Letter from the Editor

Letter from the Editor

The condition of the great majority of infant citizens of the democratic, socialist and secular Republic of India whose uncaring 200 million-strong middle class harbours super-power ambitions and a seat at the high table for the nation, is so wretched that even those who are obliged to witness it in detail are likely to be traumatised. It’s painfully shocking but true that 48 percent of the country’s 140 million children under five years of age are forced into a bleak existence, suffer severe malnutrition and consequential stunting and danger of brain damage. Moreover, the overwhelming majority of them are denied professionally-administered  early childhood care and education (ECCE), vital for their growth and development into self-respecting, contributing citizens.

A former business journalist, your editor was awakened to the critical importance of ECCE in 2005 by the Los Angeles-based educator and  philanthropist Lowell Milken, co-founder of Knowledge Universe, perhaps the world’s largest K-12 company which owns over 2,500 preschools in the US, UK and South-east Asia, and a shareholder of  the parent company of this publication. Since then, EW has not only been monitoring and rating and ranking the country’s best pre-primaries/preschools, but has also convened four ECCE Global Conferences featuring the world’s most respected early childhood education professionals, with the next one  scheduled for January 23, 2015 in Mumbai.

I believe EducationWorld’s Pauline conversion and sustained advocacy of ECCE has borne some fruit. Our annual league tables rating and ranking India’s most respected preschools on several parameters of ECCE excellence are eagerly awaited by young parents and early childhood educators as well.

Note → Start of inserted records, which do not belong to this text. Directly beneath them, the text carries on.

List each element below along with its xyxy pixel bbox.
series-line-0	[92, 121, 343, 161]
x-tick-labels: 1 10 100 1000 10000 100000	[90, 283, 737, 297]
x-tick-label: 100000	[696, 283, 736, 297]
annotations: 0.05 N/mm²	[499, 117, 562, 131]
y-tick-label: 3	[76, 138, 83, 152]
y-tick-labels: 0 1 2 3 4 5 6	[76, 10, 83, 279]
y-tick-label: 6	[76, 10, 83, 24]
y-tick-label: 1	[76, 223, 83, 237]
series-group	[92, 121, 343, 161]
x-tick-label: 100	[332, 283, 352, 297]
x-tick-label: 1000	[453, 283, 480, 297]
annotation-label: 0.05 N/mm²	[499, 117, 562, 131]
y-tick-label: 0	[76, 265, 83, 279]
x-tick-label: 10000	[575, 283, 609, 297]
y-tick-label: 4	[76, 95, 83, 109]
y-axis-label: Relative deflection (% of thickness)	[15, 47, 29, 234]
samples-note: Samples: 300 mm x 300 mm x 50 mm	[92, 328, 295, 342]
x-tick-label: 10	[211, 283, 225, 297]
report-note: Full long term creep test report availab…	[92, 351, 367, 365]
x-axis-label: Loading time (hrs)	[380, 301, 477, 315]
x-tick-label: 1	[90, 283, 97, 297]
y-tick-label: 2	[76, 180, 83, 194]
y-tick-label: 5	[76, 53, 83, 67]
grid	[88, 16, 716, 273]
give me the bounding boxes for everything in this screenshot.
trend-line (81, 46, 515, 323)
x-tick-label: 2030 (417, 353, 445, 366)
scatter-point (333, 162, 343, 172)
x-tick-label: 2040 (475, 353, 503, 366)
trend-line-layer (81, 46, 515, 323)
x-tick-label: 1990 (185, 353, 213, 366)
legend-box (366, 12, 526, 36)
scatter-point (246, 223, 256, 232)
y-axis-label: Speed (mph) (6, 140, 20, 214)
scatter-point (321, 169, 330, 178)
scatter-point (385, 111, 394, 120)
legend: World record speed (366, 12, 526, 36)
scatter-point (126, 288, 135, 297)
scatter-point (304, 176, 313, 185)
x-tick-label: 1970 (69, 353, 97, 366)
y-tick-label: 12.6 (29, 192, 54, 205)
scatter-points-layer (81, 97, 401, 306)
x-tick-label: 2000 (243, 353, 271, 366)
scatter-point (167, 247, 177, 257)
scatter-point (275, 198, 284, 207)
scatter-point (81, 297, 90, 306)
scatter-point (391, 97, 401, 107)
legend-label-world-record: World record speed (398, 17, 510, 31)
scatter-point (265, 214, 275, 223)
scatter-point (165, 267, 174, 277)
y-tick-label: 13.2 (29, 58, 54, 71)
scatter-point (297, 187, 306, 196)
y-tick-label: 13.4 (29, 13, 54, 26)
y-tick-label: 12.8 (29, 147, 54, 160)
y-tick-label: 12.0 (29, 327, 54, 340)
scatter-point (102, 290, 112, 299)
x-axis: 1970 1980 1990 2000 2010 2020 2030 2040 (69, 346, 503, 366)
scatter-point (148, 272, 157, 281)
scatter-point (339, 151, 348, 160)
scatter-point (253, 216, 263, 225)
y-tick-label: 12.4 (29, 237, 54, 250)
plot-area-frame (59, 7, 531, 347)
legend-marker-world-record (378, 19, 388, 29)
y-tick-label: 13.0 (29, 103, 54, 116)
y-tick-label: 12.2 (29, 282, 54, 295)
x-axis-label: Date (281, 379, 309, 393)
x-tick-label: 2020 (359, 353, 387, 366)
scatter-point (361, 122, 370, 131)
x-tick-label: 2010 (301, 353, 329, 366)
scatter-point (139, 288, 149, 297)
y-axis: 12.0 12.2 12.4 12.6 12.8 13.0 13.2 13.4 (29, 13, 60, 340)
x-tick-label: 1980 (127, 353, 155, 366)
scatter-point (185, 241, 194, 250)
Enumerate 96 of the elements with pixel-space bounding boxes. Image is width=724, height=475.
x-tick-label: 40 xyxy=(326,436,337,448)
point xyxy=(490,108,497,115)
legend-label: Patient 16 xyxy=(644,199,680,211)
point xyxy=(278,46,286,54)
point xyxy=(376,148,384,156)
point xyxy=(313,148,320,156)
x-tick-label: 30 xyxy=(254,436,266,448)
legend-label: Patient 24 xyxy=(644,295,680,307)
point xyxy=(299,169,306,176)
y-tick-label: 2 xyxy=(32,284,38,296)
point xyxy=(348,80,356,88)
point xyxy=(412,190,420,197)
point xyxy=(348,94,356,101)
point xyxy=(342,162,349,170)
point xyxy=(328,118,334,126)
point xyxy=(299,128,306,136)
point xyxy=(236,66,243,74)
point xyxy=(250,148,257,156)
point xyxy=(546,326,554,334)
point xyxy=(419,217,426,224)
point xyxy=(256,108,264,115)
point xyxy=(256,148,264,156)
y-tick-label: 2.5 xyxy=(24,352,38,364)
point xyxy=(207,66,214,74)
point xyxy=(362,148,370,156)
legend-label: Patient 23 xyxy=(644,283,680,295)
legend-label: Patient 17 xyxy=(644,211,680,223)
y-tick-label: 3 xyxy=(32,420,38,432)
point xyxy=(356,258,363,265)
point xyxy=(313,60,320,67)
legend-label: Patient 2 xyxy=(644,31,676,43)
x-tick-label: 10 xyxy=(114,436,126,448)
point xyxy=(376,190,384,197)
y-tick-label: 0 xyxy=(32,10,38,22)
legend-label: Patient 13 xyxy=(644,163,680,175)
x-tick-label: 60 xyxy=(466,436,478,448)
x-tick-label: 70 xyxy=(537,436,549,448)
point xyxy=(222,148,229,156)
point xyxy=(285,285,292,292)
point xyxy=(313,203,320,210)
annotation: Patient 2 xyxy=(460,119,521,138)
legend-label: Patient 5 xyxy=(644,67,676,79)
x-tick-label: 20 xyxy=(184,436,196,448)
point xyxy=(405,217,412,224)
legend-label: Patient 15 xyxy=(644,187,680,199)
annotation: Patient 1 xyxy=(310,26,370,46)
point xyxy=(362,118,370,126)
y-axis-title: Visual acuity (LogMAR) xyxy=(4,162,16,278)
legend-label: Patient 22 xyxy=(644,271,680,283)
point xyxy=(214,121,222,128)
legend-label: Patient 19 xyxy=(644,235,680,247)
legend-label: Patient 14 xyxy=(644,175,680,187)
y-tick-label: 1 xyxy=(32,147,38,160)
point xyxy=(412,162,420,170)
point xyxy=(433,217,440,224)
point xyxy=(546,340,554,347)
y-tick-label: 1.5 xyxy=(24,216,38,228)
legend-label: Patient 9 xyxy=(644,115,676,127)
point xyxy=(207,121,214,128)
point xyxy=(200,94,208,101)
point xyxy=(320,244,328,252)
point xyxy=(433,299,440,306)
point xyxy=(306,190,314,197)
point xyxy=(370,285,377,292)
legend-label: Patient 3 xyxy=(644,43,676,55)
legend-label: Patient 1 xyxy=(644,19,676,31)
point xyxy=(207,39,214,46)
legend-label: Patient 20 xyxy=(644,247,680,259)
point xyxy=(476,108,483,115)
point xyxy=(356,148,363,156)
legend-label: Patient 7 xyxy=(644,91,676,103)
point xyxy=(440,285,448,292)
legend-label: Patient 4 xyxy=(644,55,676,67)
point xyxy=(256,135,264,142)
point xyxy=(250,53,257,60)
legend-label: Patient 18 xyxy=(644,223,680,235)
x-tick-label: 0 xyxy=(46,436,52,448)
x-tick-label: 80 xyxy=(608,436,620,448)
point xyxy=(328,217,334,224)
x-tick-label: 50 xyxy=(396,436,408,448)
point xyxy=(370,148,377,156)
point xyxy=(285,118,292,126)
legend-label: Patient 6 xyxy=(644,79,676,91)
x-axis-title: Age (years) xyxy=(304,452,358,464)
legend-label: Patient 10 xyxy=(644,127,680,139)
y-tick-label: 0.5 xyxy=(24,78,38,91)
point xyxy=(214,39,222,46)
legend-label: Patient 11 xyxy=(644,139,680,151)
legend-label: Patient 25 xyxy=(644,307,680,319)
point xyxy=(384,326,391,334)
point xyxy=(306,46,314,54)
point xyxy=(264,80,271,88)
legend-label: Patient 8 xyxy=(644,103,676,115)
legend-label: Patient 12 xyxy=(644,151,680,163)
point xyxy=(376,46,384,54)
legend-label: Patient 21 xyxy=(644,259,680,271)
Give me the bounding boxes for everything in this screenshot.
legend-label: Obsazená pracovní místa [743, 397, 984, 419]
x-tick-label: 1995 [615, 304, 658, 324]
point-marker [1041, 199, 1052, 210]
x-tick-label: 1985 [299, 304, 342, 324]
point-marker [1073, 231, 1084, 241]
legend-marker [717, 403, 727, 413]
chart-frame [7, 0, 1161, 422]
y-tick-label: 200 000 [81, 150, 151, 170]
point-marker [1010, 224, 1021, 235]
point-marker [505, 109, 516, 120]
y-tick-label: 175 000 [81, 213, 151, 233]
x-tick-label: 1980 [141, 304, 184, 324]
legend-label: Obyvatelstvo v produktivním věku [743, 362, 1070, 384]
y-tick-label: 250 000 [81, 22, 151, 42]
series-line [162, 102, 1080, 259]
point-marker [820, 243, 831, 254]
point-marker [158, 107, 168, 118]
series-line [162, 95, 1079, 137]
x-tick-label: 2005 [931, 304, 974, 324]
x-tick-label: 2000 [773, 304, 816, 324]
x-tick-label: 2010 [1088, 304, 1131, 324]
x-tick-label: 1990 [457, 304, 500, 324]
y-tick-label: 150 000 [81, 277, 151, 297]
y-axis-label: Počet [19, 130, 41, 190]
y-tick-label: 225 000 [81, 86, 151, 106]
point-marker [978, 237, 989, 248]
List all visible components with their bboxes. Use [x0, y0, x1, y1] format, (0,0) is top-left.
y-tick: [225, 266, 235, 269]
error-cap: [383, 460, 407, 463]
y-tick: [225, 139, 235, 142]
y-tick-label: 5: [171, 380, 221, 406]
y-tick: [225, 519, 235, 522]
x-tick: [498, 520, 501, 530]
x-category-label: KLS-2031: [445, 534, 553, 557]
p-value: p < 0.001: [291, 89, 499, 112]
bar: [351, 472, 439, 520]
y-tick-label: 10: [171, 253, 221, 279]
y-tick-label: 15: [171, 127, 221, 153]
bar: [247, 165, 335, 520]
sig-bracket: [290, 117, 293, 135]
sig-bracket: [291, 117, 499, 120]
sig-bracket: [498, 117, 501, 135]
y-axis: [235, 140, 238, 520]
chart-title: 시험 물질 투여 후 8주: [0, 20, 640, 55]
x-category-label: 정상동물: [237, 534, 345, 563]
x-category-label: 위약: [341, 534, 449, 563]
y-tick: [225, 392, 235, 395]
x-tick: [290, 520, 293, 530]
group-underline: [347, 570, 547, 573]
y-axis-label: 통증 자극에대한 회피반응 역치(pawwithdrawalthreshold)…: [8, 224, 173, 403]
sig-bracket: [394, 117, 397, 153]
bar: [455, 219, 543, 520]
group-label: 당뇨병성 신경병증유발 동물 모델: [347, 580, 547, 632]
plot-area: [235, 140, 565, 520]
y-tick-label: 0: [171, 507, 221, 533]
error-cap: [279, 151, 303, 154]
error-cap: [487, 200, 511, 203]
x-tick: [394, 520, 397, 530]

Moreover, last September (2013) at the fag end of its barren, scandalous ten-year term in office at the Centre, the Congress-led UPA government approved a National Early Childhood Care and Education (NECCE) policy draft of the Union ministry of women and child development, which makes it mandatory for all 1.6 million anganwadis — nutrition centres for new-born infants and lactating mothers established by the Central government under its Integrated Child Development Services programme, 1975 — to also provide professionally-managed ECCE to children at the bottom of the country’s iniquitous socio-economic pyramid.

Meanwhile in this Christmas issue of EW, we present detailed league tables, the outcome of over 200 field professionals of the Delhi-based market research and opinion polling company C fore quizzing over 3,128 young parents of pre-schoolers, and principals/teachers in ten cities countrywide on the relative merits of best pre-primary schools delivering professionally-administered ECCE. It’s easy and trendy to dismiss private ECCE institutions as a minuscule, elitist phenomenon. But if you read about the education, finance, human and other resources their promoters, principals and teachers have invested in shaping and nurturing them, you might believe — as I do — that they are heroic individuals and educators.